だが実のところ、そのような外来者はそれほど珍しくはないのだ。
むしろこの世界は異世界人の力で成り立っていると言っても過言ではない。
だから彼らは国の中枢に囲われており、こんな寂れた郊外になどいようがはずがない。
そう……いるはずがなかったのだ。
「痛ぇ……痛すぎだぜ、いたいいたいいたいたい……ああ、もう痛みをなくすくらいチートでなんとかしてくれよ!!」
雨に濡れながら喚き散らす者は、先程矢で胸を射られた「彼」であった。
突き立った矢が身体を苛むのか、さかんに痛みを訴えるが、それがあまりに素直な訴えのためか、のたうち回るその姿に無様という印象はない。
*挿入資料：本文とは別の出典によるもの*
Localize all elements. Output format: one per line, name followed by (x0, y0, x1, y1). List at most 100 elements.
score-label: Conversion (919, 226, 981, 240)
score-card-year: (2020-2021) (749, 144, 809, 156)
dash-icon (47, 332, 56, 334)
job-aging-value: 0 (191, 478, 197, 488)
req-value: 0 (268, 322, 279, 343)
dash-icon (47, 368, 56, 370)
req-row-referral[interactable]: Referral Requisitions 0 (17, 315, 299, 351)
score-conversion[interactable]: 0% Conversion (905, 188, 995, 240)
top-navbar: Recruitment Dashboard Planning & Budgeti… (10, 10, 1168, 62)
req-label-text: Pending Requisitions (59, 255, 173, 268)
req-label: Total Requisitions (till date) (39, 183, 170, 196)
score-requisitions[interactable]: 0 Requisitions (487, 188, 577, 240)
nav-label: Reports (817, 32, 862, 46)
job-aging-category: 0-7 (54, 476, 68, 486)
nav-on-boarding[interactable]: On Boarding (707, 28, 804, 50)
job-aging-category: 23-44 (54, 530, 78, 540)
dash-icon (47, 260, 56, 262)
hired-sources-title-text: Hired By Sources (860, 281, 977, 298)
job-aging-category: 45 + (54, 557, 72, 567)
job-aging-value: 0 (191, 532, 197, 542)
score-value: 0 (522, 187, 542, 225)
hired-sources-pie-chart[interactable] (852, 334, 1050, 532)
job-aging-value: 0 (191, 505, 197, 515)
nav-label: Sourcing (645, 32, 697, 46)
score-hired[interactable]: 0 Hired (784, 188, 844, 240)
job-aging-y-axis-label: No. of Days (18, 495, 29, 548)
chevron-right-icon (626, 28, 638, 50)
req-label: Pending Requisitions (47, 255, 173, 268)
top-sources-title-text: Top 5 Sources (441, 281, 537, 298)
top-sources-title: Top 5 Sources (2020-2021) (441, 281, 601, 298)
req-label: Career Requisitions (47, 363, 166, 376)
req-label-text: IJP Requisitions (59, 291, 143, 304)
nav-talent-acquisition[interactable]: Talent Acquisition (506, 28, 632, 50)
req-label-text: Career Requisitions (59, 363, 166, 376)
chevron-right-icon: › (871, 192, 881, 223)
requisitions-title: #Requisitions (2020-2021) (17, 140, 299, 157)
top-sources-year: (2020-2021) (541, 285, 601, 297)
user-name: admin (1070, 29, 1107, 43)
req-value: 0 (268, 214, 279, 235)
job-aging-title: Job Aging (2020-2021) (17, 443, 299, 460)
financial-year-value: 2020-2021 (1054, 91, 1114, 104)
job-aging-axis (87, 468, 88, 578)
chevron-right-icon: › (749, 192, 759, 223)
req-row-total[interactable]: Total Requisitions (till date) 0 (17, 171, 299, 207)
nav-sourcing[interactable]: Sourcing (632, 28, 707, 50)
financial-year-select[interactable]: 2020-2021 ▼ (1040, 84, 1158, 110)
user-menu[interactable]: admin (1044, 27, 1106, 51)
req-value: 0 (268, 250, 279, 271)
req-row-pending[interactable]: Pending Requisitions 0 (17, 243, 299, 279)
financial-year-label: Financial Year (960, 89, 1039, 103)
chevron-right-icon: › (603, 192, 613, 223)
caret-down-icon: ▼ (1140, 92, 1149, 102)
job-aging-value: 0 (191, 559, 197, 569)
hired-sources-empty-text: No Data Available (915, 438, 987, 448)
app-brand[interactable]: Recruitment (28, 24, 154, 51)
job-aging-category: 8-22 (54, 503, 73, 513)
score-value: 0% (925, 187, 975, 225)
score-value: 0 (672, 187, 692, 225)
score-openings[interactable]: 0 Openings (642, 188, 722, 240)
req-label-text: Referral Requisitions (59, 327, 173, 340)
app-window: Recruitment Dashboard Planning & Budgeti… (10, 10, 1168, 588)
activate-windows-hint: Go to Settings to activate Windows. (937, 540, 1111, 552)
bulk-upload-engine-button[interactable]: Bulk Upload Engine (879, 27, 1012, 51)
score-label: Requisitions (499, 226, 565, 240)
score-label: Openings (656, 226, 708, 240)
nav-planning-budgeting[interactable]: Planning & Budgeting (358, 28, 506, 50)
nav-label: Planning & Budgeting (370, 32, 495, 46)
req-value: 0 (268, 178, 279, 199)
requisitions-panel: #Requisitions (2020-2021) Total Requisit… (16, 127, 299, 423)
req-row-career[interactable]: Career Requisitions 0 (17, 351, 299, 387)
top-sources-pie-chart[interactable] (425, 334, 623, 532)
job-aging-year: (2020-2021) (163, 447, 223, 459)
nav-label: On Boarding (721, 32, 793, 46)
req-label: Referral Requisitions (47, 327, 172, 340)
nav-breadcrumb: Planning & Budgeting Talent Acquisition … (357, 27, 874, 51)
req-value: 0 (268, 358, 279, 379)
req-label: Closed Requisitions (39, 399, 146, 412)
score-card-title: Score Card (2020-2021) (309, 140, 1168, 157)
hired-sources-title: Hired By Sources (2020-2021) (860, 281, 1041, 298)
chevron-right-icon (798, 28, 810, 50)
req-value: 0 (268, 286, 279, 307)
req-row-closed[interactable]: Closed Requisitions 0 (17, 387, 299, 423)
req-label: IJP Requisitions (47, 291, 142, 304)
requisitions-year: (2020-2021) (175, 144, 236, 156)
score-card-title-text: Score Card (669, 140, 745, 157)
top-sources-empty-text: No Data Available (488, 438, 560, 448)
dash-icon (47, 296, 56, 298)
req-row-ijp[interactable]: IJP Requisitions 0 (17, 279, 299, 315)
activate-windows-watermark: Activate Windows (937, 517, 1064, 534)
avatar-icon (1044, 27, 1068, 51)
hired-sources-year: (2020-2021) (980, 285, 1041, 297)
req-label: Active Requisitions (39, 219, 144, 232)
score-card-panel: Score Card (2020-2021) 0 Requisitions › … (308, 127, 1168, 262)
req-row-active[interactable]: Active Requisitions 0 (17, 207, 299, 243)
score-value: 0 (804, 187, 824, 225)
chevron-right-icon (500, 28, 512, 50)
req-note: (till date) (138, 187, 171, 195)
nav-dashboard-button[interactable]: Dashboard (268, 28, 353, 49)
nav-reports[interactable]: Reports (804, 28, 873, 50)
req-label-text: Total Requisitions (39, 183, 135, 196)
それ以前に……仮にこの場に他者がいたとして、その者は無様かどうかなどと言う些末事を気に掛けたりはしないだろう。
心臓の辺りに矢が突き刺さっているのだ。
普通なら、間違いなく致命傷のはずだが……どういうわけか胸から噴出する血はいつの間にか止まっている。
彼は……死んではいない。
「っ……!!」
しばしの間、痛みでのた打ち回る「死なない男」。
どれくらいの時間が過ぎたか……あるいは胸に突き立つ矢がどこかに引っかかったのかもしれない。
矢はぬるりと怖気が走るような音を立てて身体から引き抜かれる。
それでようやく……彼は立ち上がることができたのだ。
「へぇ……やっぱり不死身なんだな」
血で染まる胸をベタベタと触りながら彼は己の身体……そして能力を検分しにかかった。
心臓を串刺し……その傷が既に癒えているとは異常な再生力である。
彼は自身の異常を驚くどころか、むしろ誇らしげな笑みを浮かべた。
「ま、心臓がないんだから、胸を貫かれても死なねえか」
彼の名前は秋音……異世界、現代日本より召喚されし異世界人である。
異世界人はこの世界に召喚されると同時に強大なる力を得る……その異常な再生力もある意味では当然の事なのだ。
「あれ、魔導書はどこ行った……? あれがないと俺はまずいんだけどな……悲鳴?」
あらかた体の確認を終えた後。
カイトはようやく自分が命令された事柄を思い出していた。
この邸宅の警護。
そういえば、正気に戻るまでにどのくらい時間を費やしてしまったのか。
邸内の騒々しさに言いようのない焦りを今更ながら感じていた。
「しまった、出遅れた……俺が相手する敵が残ってるんだろうな」
任務失敗の危機よりも、己と死合う相手の不在こそが恐れ。
彼は急ぐ、戦うべき相手を……己が愉しみを逃さぬように。
科せられた任務は、再び頭から抜け落ちかけていた。